The split-up versions of what was the iconic Hewlett-Packard Co. for 76 years (from 1939 to 2015) turned in their Q4 and fiscal year 2016 earnings reports Nov. 22, marking the first 12 months that they’ve been separate.
HP Enterprise’s (known as HPE) fiscal Q4 2016 earnings beat Wall Street estimates, but revenue came in lower than analysts expected. The IT software, hardware and services maker said its earnings were up 17 percent to 61 cents per share in Q4, but revenue, after adjustments for divestitures and currency exchanges, dropped 7 percent to $12.5 billion.
Thomson Reuters’ poll of analysts had come up with a projection of $12.8 billion in revenue.
In fiscal year 2016, HPE totaled $50.1 billion in revenue, down 4 percent from the previous year, and $7.6 billion net cash.
Surprising Rise in Revenue for HPQ
HP Inc. (known as HPQ), the printer and laptop business, saw a surprising 2 percent quarterly rise in revenue to $12.51 billion, exceeding analysts’ average estimate of $11.9 billion. This rebound came in the face of flat global sales of laptop and desktop personal computers, and it counterbalanced the company’s PC division against continuing problems for its printer business.
However, HPQ’s quarterly profit fell to $492 million (28 cents per share) from $1.32 billion, or 73 cents per share, a year ago. This 63 percent net income decrease was due in part to costs of one-time payments to company retirees, the company said.
Revenue from HPQ’s printer business fell sharply by 8.2 percent in the fourth quarter from a year earlier. Seeing the weakness in the market, HP announced two months ago that it would acquire Samsung Electronics’ printer business for $1.05 billion to gain both market share and new manufacturing capability.
HPQ’s performance in the laptop business are impressive, indeed, when compared to the global market in general.

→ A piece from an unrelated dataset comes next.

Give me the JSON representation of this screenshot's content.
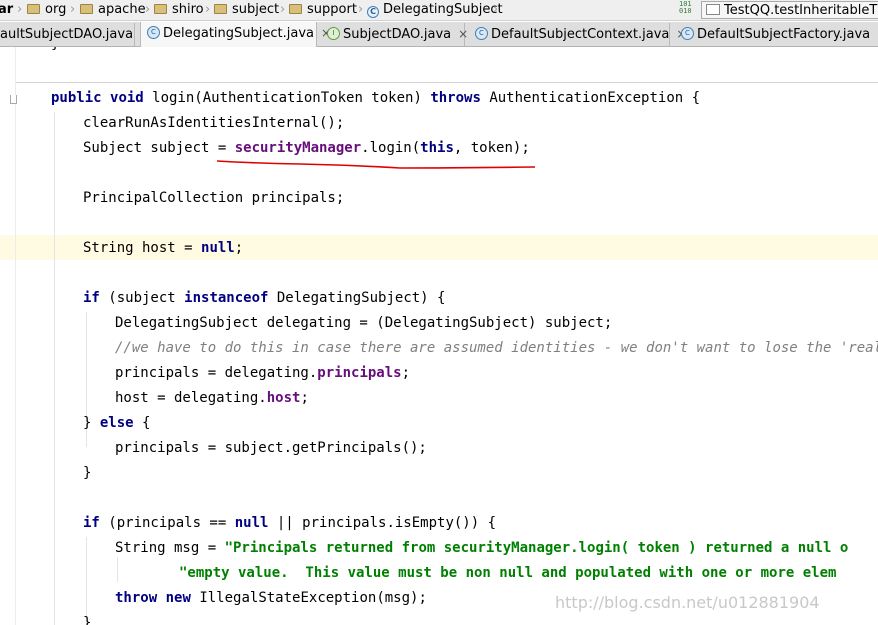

Gartner Research has estimated that HP’s share of Q3 2016 PC shipments—which dropped about 6 percent for all other suppliers in the period—rose to 20.4 percent from 18.8 percent in the year-earlier period for HP’s brand. HP reported Nov. 22 that unit shipments rose 5 percent and that PC revenue was up 4 percent.

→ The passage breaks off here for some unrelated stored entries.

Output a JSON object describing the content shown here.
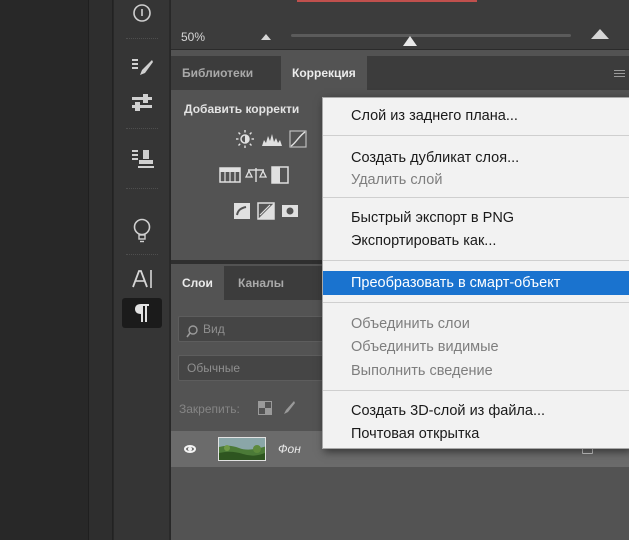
{
  "zoom": {
    "value": "50%"
  },
  "top_tabs": [
    {
      "label": "Библиотеки"
    },
    {
      "label": "Коррекция"
    }
  ],
  "adjustments": {
    "title": "Добавить корректи"
  },
  "layer_tabs": [
    {
      "label": "Слои"
    },
    {
      "label": "Каналы"
    }
  ],
  "layers_panel": {
    "search_placeholder": "Вид",
    "blend_mode": "Обычные",
    "lock_label": "Закрепить:"
  },
  "layers": [
    {
      "name": "Фон"
    }
  ],
  "context_menu": {
    "items": [
      {
        "label": "Слой из заднего плана..."
      },
      {
        "label": "Создать дубликат слоя..."
      },
      {
        "label": "Удалить слой"
      },
      {
        "label": "Быстрый экспорт в PNG"
      },
      {
        "label": "Экспортировать как..."
      },
      {
        "label": "Преобразовать в смарт-объект"
      },
      {
        "label": "Объединить слои"
      },
      {
        "label": "Объединить видимые"
      },
      {
        "label": "Выполнить сведение"
      },
      {
        "label": "Создать 3D-слой из файла..."
      },
      {
        "label": "Почтовая открытка"
      }
    ]
  },
  "colors": {
    "highlight": "#1a73cf",
    "panel": "#535353",
    "toolbar": "#353535"
  },
  "icons": [
    "info-icon",
    "brush-presets-icon",
    "properties-sliders-icon",
    "clone-stamp-icon",
    "lightbulb-icon",
    "character-icon",
    "paragraph-icon",
    "search-icon",
    "eye-icon",
    "lock-icon"
  ]
}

For the fiscal year 2016, HPQ totaled $48.2 billion in revenue, down 6 percent from the previous year, and $3.2 billion in net cash profit.
HPE’s Whitman Speaks
“During our first year as a stand-alone company, HPE delivered the business performance we promised, fulfilled our commitment to introduce groundbreaking innovation, and began to transform the company through strategic changes designed to enable even better financial performance,” HPE CEO Meg Whitman said in a press statement.
HPE announced last May that it would spin off and merge its enterprise-services division with Computer Sciences Corp. (CSC). In September, HPE then said it would spin off its software business and merge it with U.K.-based Micro Focus International.
HPE’s stock was down 1.4 percent in after-hours trading, after the earnings release. Shares fell 1.1 percent to $22.85 in the Nov. 22 regular session after hitting a high of $23.85 on Nov. 18.
Outlook for HPE Servers, Storage
Krista Macomber, Senior Analyst at Technology Business Research Inc., said in a media advisory that HPE closed its first 12 months operating as a stand-alone company in a period of ongoing transformation as data centers become refurbished using software and hardware from numerous vendors.
“Customers’ migrations to hybrid environments of disruptive new data center architectures, including hyperconverged platforms, and IT resources delivered “as-a-Service” accelerated during the year,” Macomber said.
“TBR believes that HPE will remain the globe’s largest server vendor for the foreseeable future, but TBR’s Data Center Server and Storage Market Forecast 2015-2020 indicates that HPE will endure some market share attrition during the next three to five years,” Macomber said.
Macomber also said that HPE “will continue to gain storage market share moving forward, but gains will be somewhat muted as its pending spin-merges of many software and services assets add a degree of go-to-market complexity and ecosystem confusion.
“HPE will reduce the impact of this risk on its business by building out and messag[ing] its know-how in software-driven areas such as data protection, application acceleration–perhaps with the support of select acquisitions for niche IP and market consolidation.”